A l'examen des groupes socio-professionnels et de leur propension à quitter la ville, les constantes mises en évidence pour la première cohorte se trouvent confirmées mais certaines inflexions soulignent l'impact de la conjoncture sur cette génération. Contrairement à ce que révélait la première cohorte, les individus pour lesquels aucune profession n'a été indiquée en 1921 n'ont pas un taux de départ différent de celui de l'ensemble de la seconde cohorte. Entre 22 et 27 ans, il est respectivement de 88 et 89 pour mille. Cela renvoie en fait à ce que sont les électeurs de la seconde cohorte sans indication professionnelle. Le fait que nulle indication professionnelle n'ait été portée sur les listes électorales - en fait, il y a très souvent la mention militaire - correspond à de nouvelles habitudes administratives pratiquées dans le troisième arrondissement. Ces électeurs ne sont donc pas des migrants en puissance comme l'étaient les électeurs sans indication professionnelle de la première cohorte mais des électeurs aussi intégrés à la société lyonnaise que l'ensemble de l'échantillon.

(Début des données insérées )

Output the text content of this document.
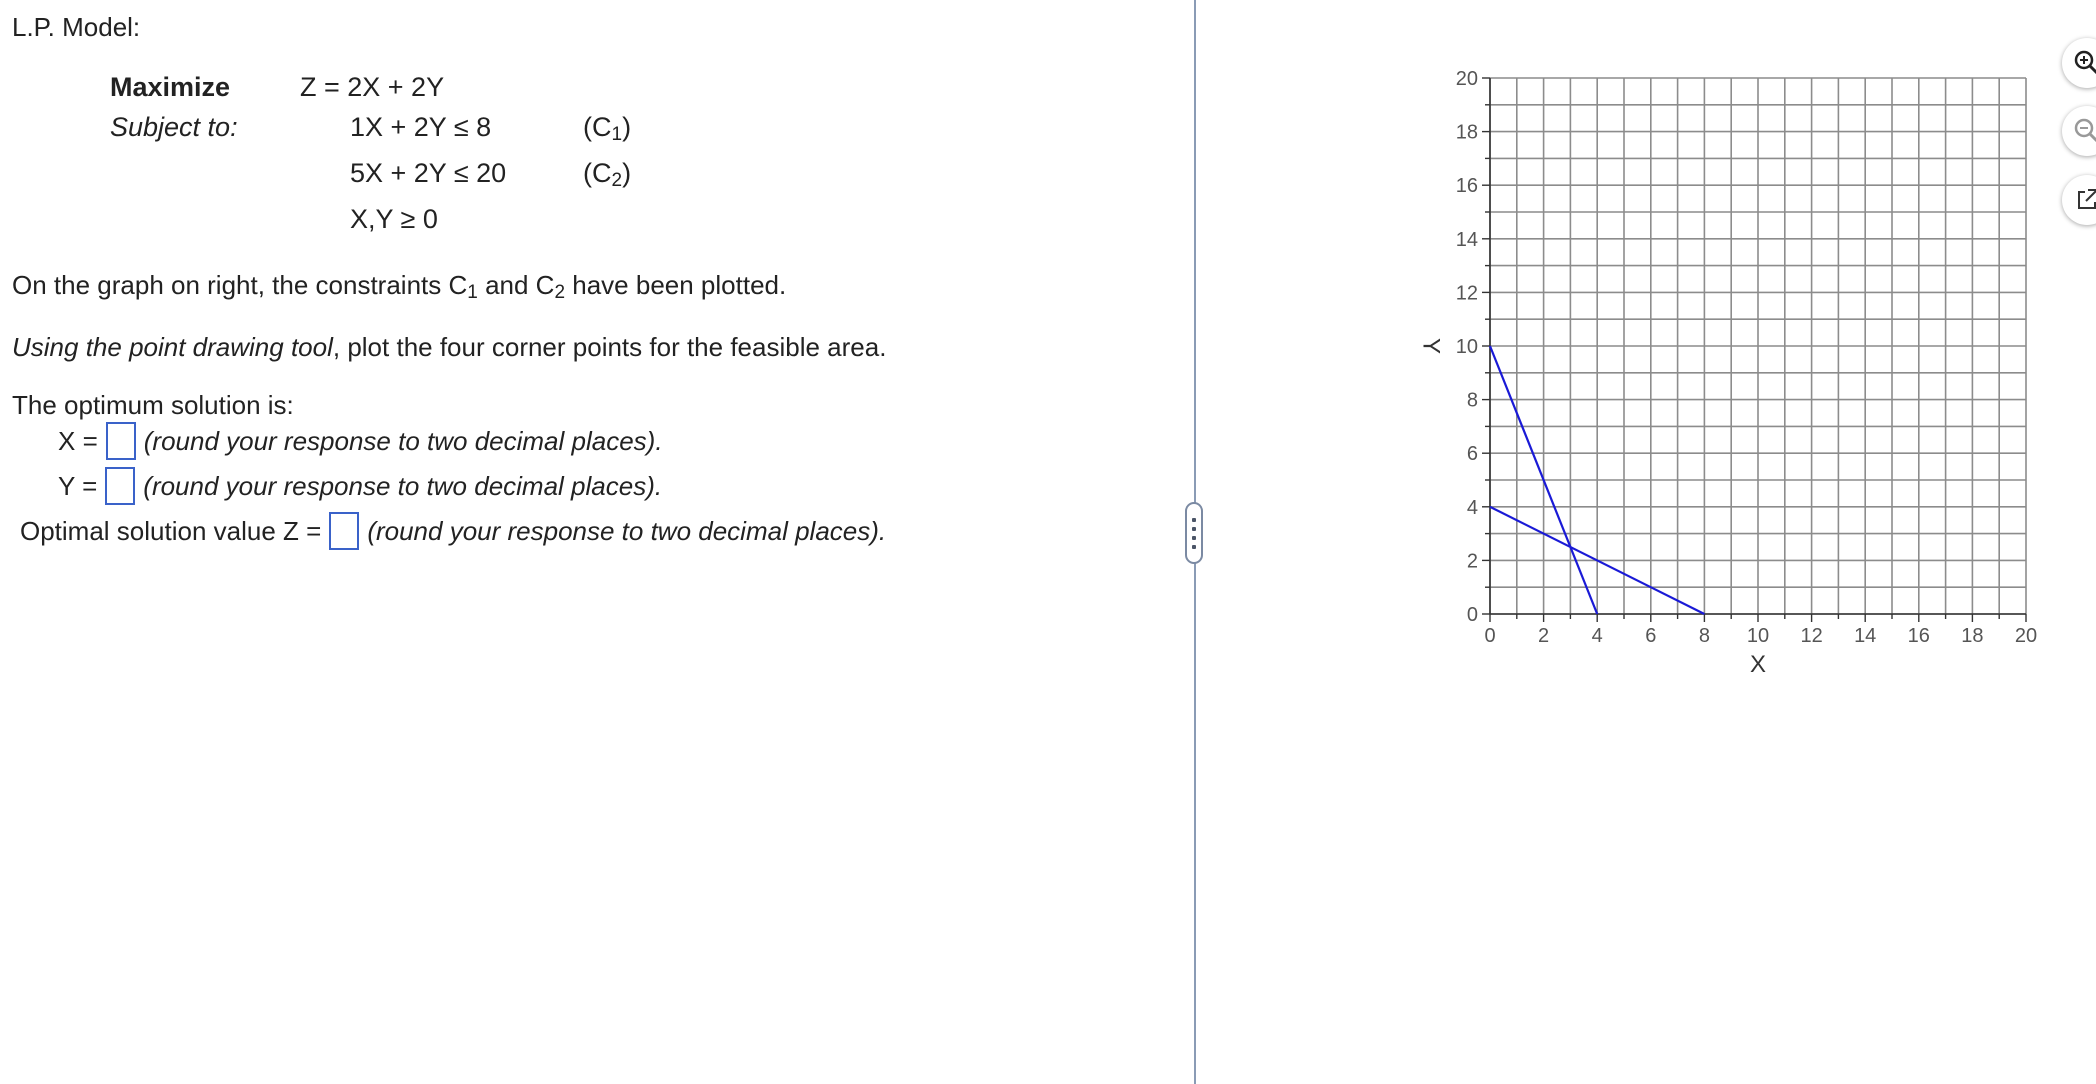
L.P. Model:
Maximize	Z = 2X + 2Y
Subject to:	1X + 2Y ≤ 8	$(C_1)$
5X + 2Y ≤ 20	$(C_2)$
X,Y ≥ 0
On the graph on right, the constraints $C_1$ and $C_2$ have been plotted.
Using the point drawing tool, plot the four corner points for the feasible area.
The optimum solution is:
X = (round your response to two decimal places).
Y = (round your response to two decimal places).
Optimal solution value Z = (round your response to two decimal places).
0 2 4 6 8 10 12 14 16 18 20
0
2
4
6
8
10
12
14
16
18
20
X
Y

Le taux d'émigration des étudiants demeure élevé mais il diminue très sensiblement par rapport à la première cohorte. Cette catégorie socio-professionnelle enregistre deux transformations importantes : d'une part, le poids des étudiants dans l'échantillon augmente sensiblement de la première à la seconde cohorte, passant de 9% à 12%. d'autre part la part des natifs de Lyon progresse sensiblement d'un tiers à la moitié. Ce changement dans le recrutement explique, à l'évidence, la baisse sensible de l'émigration de la catégorie 776 . Au contraire, le groupe des techniciens et cadres moyens 777 semble plus attiré par l'émigration, surtout avant trente ans. Faut-il y voir le reflet de l'influence régionale de Lyon qui exporte ses cadres dans les petites villes de la région comme l'a suggéré l'analyse transversale de l'émigration ?

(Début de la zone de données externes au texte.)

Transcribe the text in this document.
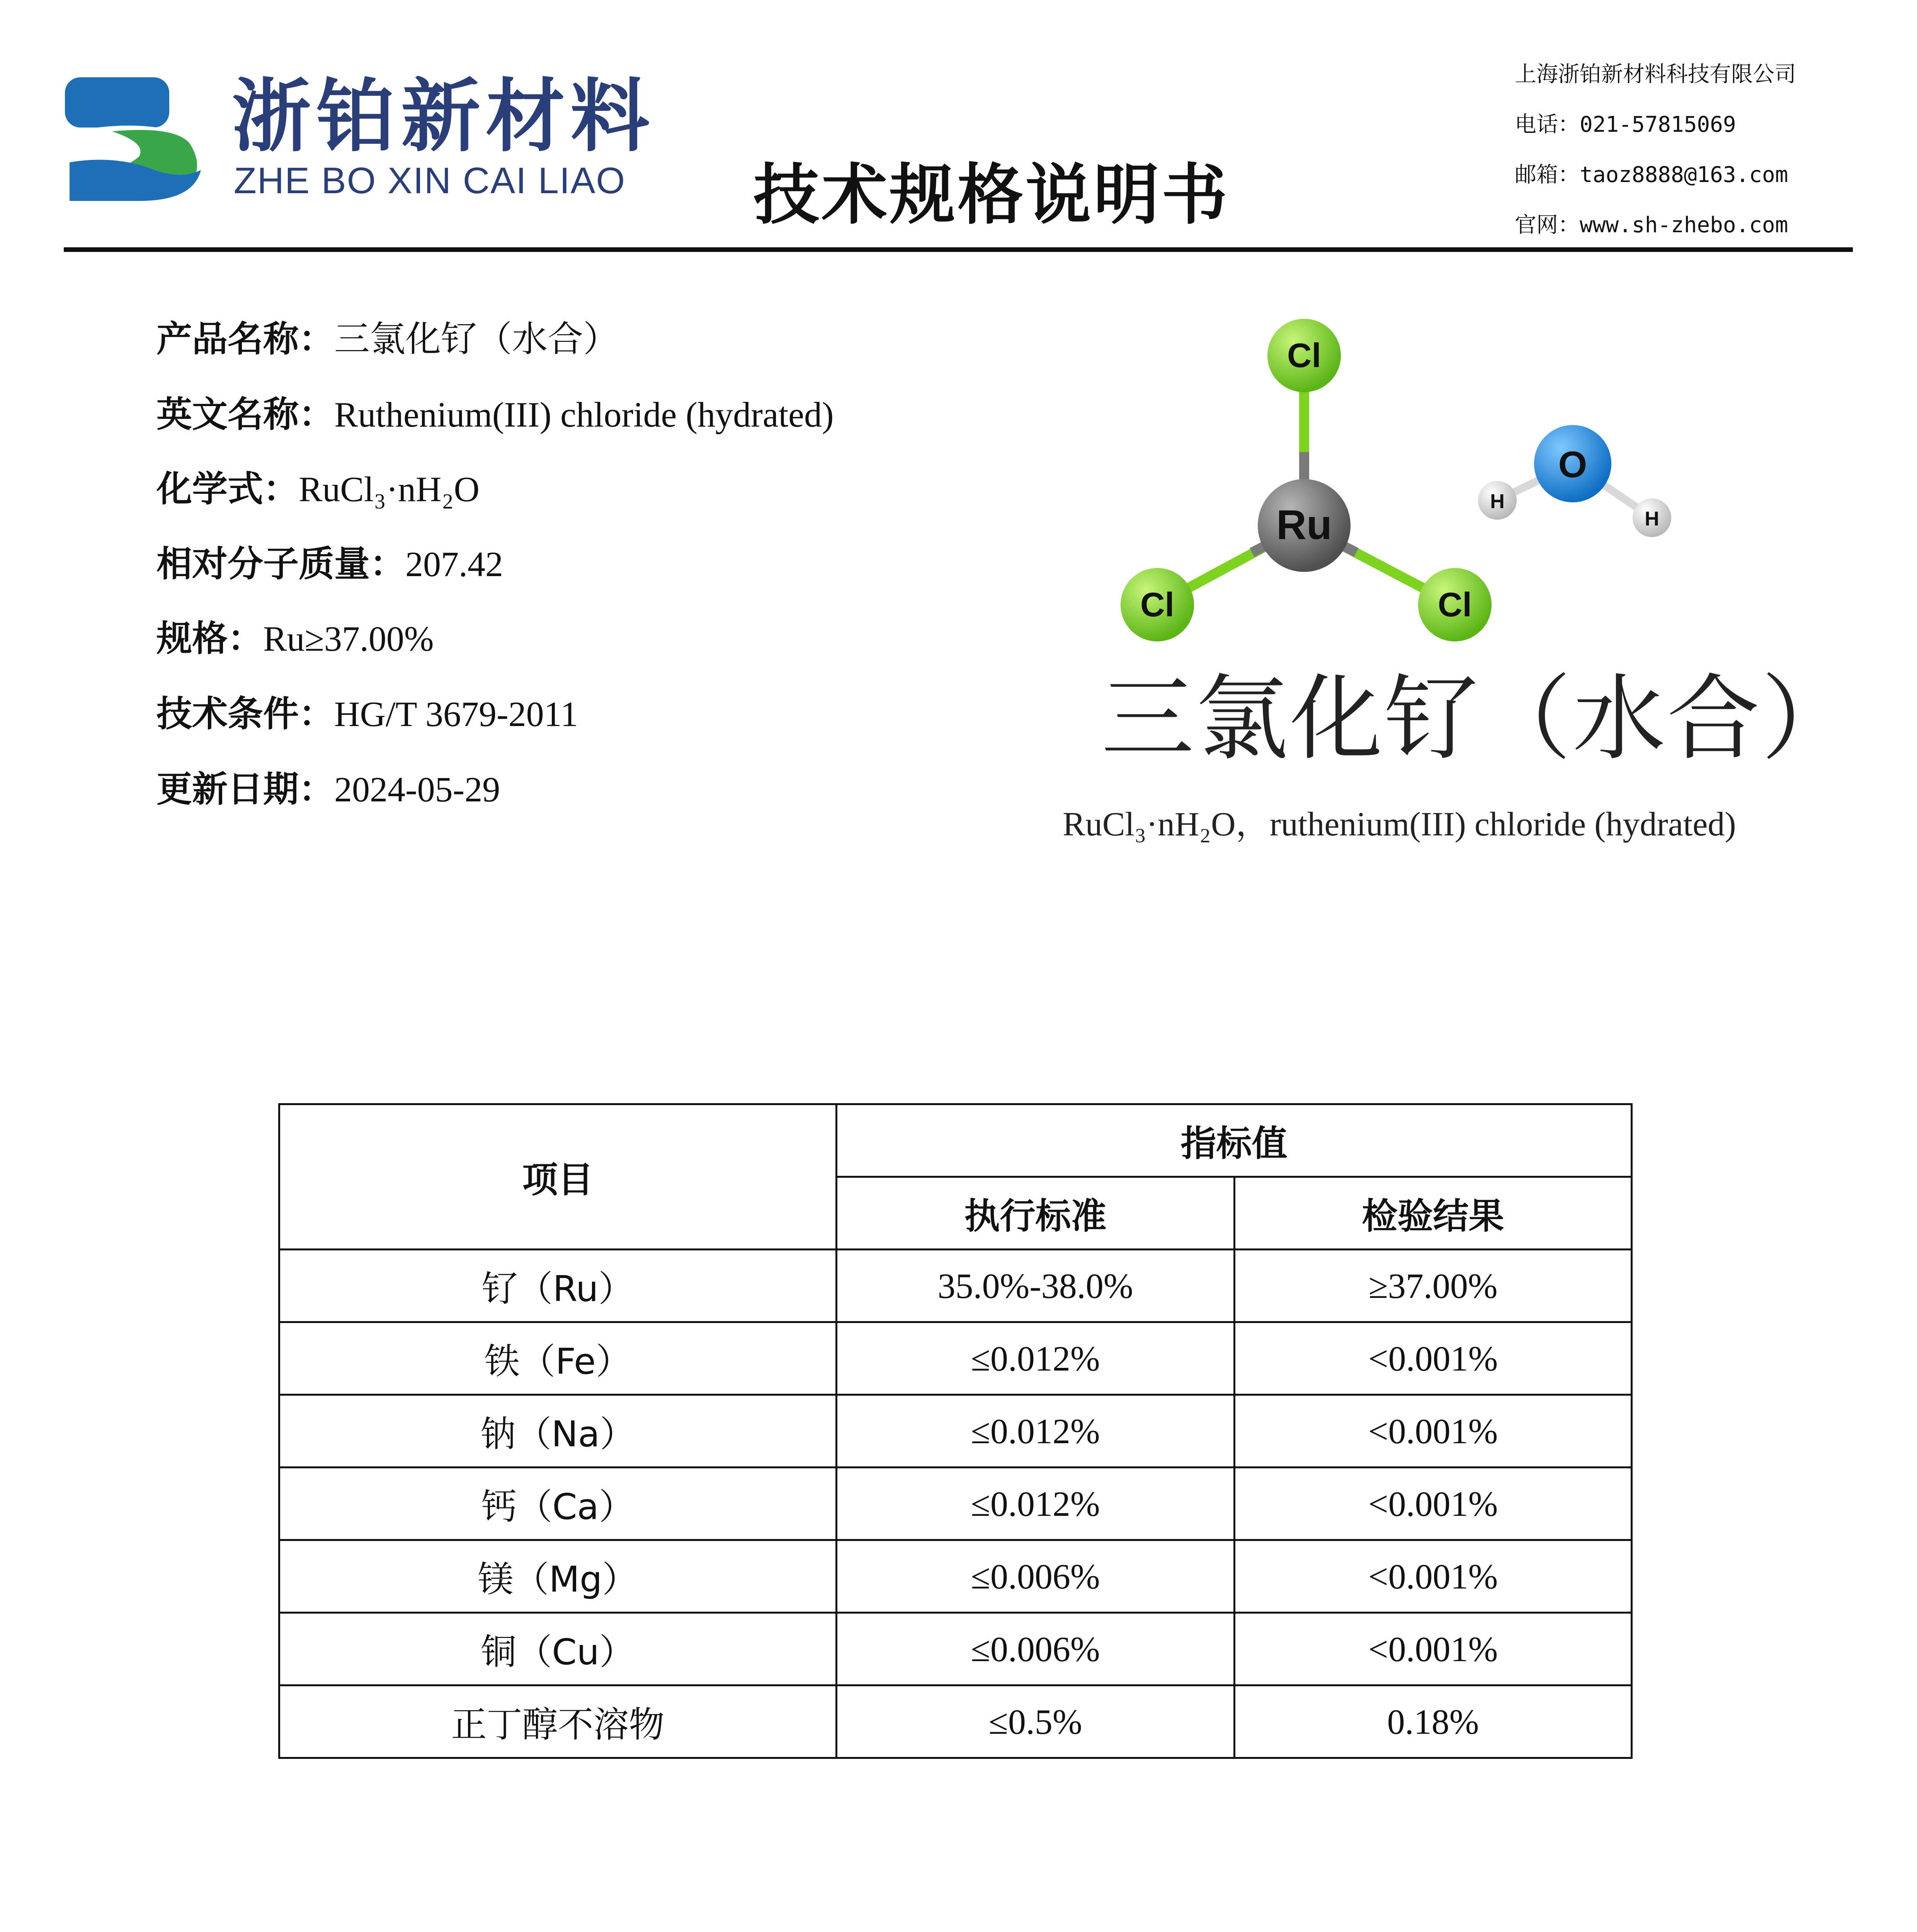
浙铂新材料
ZHE BO XIN CAI LIAO 技术规格说明书
上海浙铂新材料科技有限公司
电话：021-57815069
邮箱：taoz8888@163.com
官网：www.sh-zhebo.com
产品名称：三氯化钌（水合）
英文名称：Ruthenium(III) chloride (hydrated)
化学式：RuCl₃·nH₂O
相对分子质量：207.42
规格：Ru≥37.00%
技术条件：HG/T 3679-2011
更新日期：2024-05-29
Cl
Cl	Cl
Ru
O
H
H
三氯化钌（水合）
RuCl₃·nH₂O，ruthenium(III) chloride (hydrated)
项目	指标值	
	执行标准	检验结果
钌（Ru）	35.0%-38.0%	≥37.00%
铁（Fe）	≤0.012%	<0.001%
钠（Na）	≤0.012%	<0.001%
钙（Ca）	≤0.012%	<0.001%
镁（Mg）	≤0.006%	<0.001%
铜（Cu）	≤0.006%	<0.001%
正丁醇不溶物	≤0.5%	0.18%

Les deux groupes les plus nombreux, ouvriers et employés, ont comme pour la première cohorte des taux d'émigration assez différents et le départ des employés est sensiblement plus faible. Est-ce, une fois de plus, la résultante de l'utilisation dans les calculs d'un taux de mortalité générale pour des groupes socio-professionnels différents ou retrouve-t-on les explications évoquées pour la première cohorte, à savoir des chances de mobilité professionnelle différentes ?

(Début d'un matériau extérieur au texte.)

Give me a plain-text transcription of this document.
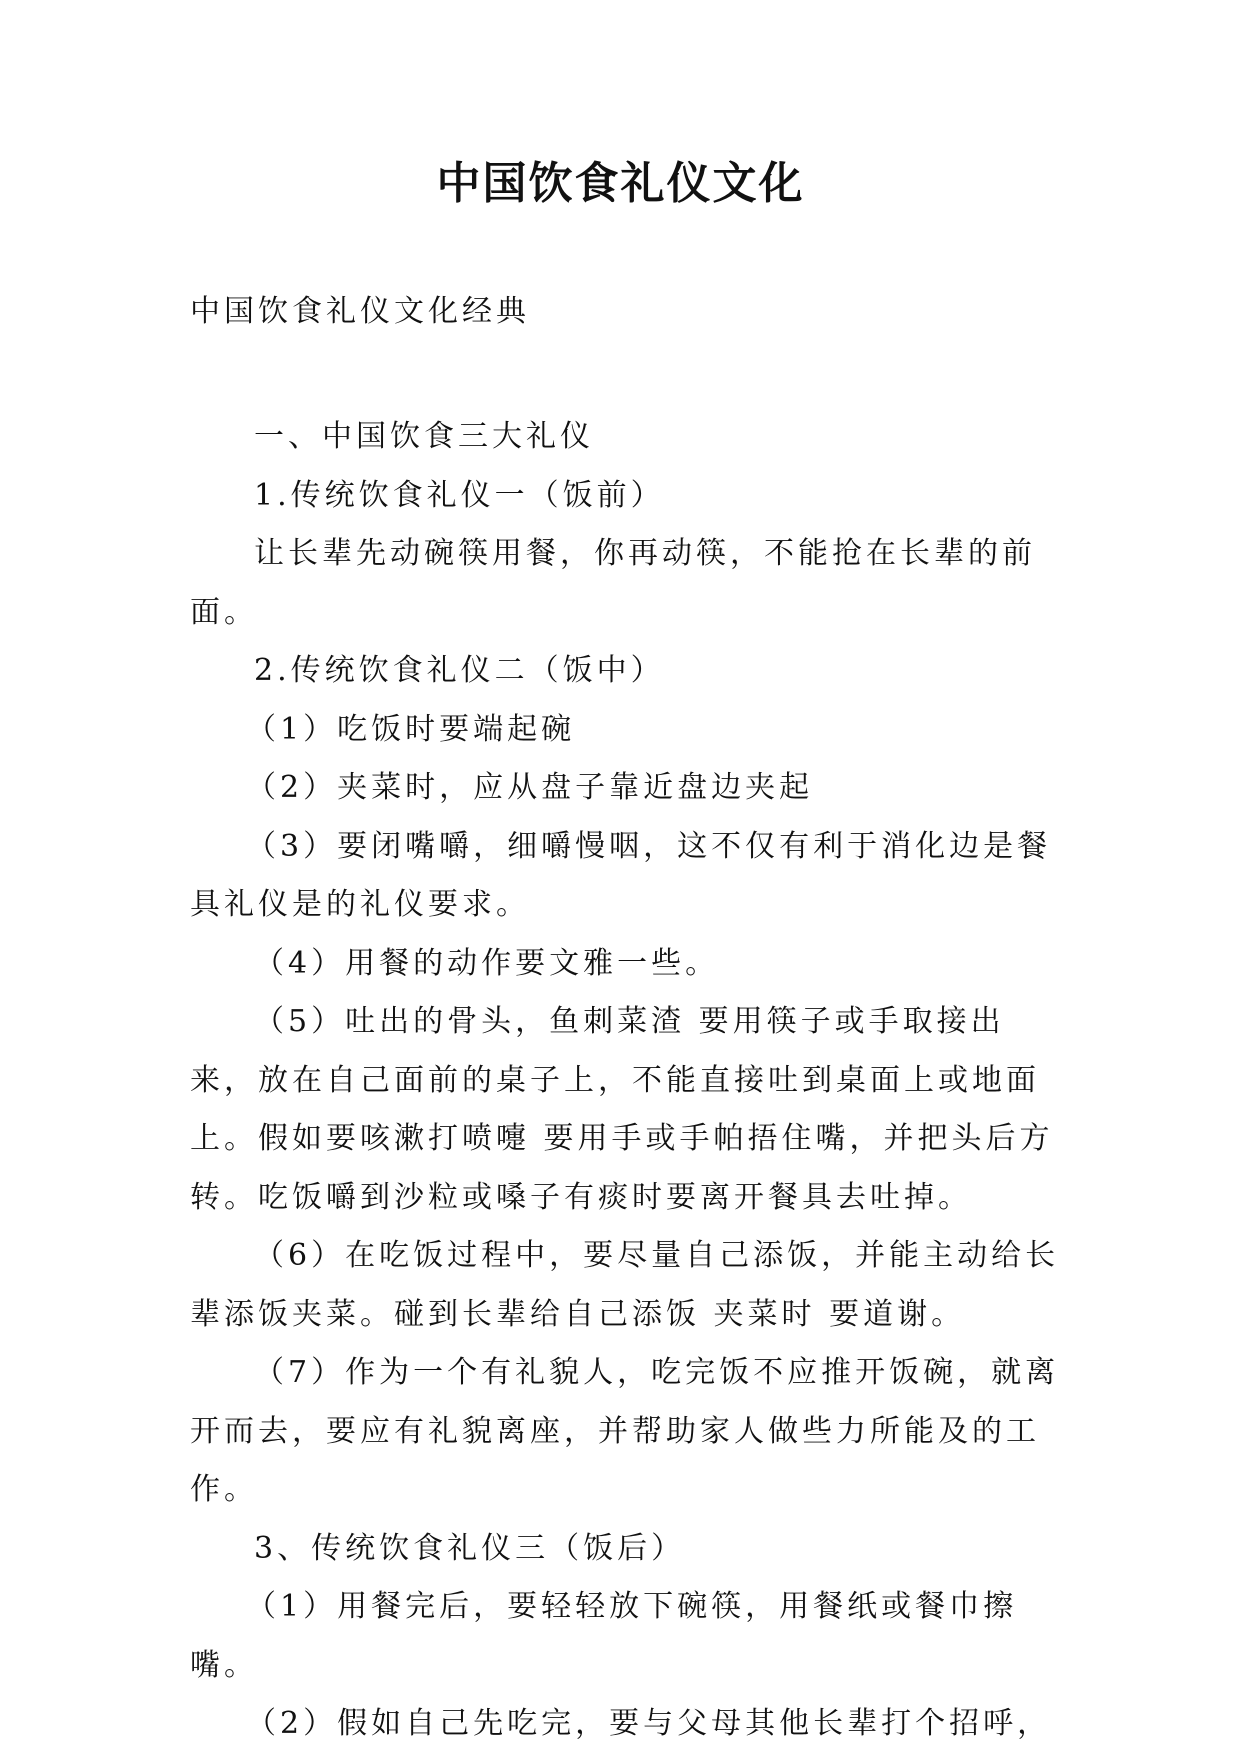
中国饮食礼仪文化

中国饮食礼仪文化经典

一、中国饮食三大礼仪

1.传统饮食礼仪一（饭前）

让长辈先动碗筷用餐，你再动筷，不能抢在长辈的前面。

2.传统饮食礼仪二（饭中）

（1）吃饭时要端起碗

（2）夹菜时，应从盘子靠近盘边夹起

（3）要闭嘴嚼，细嚼慢咽，这不仅有利于消化边是餐具礼仪是的礼仪要求。

（4）用餐的动作要文雅一些。

（5）吐出的骨头，鱼刺菜渣 要用筷子或手取接出来，放在自己面前的桌子上，不能直接吐到桌面上或地面上。假如要咳漱打喷嚏 要用手或手帕捂住嘴，并把头后方转。吃饭嚼到沙粒或嗓子有痰时要离开餐具去吐掉。

（6）在吃饭过程中，要尽量自己添饭，并能主动给长辈添饭夹菜。碰到长辈给自己添饭 夹菜时 要道谢。

（7）作为一个有礼貌人，吃完饭不应推开饭碗，就离开而去，要应有礼貌离座，并帮助家人做些力所能及的工作。

3、传统饮食礼仪三（饭后）

（1）用餐完后，要轻轻放下碗筷，用餐纸或餐巾擦嘴。

（2）假如自己先吃完，要与父母其他长辈打个招呼，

En 1921, on compte 205 ouvriers dans la cohorte, 74, soit 36% de l'effectif initial, sont toujours présents en 1936 ; 57 d'entre eux, soit 77%, sont toujours ouvriers. Les employés sont moins nombreux. Ils sont 101 en 1921 et il en reste 41, soit 41% de l'effectif initial, en 1936. Parmi eux, 29, soit 71%, sont toujours employés. Les chiffres confirment donc l'hypothèse émise d'une émigration liée aux chances de mobilité professionnelle. La courbe de l'émigration des ouvriers est assez exceptionnelle. De toutes les courbes, elle est la seule qui progresse nettement entre 27-32 ans et 32-37 ans, passant de 34 pour mille à 46 pour mille. Cette évolution, qui se produit entre 1931 et 1936, est due à la détérioration du marché du travail. Que l'on se souvienne des remarques de Nizan qui voit revenir vers leur Bresse natale d'anciens ouvriers lyonnais. Cette poussée d'émigration des électeurs initialement inscrits comme ouvriers, et le plus souvent restés ouvriers, coïncide parfaitement avec les données sur l'émigration fournies par la coupe dans les listes de retranchements aux listes électorales. L'âge moyen des ouvriers émigrants. d'après cette source, est précisément de 38 ans 778 , exactement l'âge des générations 1899-1900 en 1937. Approche longitudinale et approche transversale se confirment l'une l'autre.
On ne sera pas étonné par la lecture de la courbe des manœuvres. On se souvient que la démarche transversale soulignait l'âge avancé des manœuvres qui quittaient Lyon, phénomène confirmé par les résultats de la première cohorte. Au contraire, le taux d'émigration des manœuvres de la seconde cohorte baisse régulièrement en fonction de l'âge même s'il est toujours à un taux beaucoup plus élevé que le taux moyen et surtout beaucoup plus élevé que celui des manœuvres de la première cohorte, à âge égal. Entre 22 et 27 ans, ce taux était pour la première cohorte de 47 pour mille, il est de 109 pour mille pour la seconde, entre 27 et 32 ans, les taux sont respectivement de 40 et de 72. Dans les deux cas, le rapport est donc pratiquement de 1 à 2 entre la première et la seconde cohorte.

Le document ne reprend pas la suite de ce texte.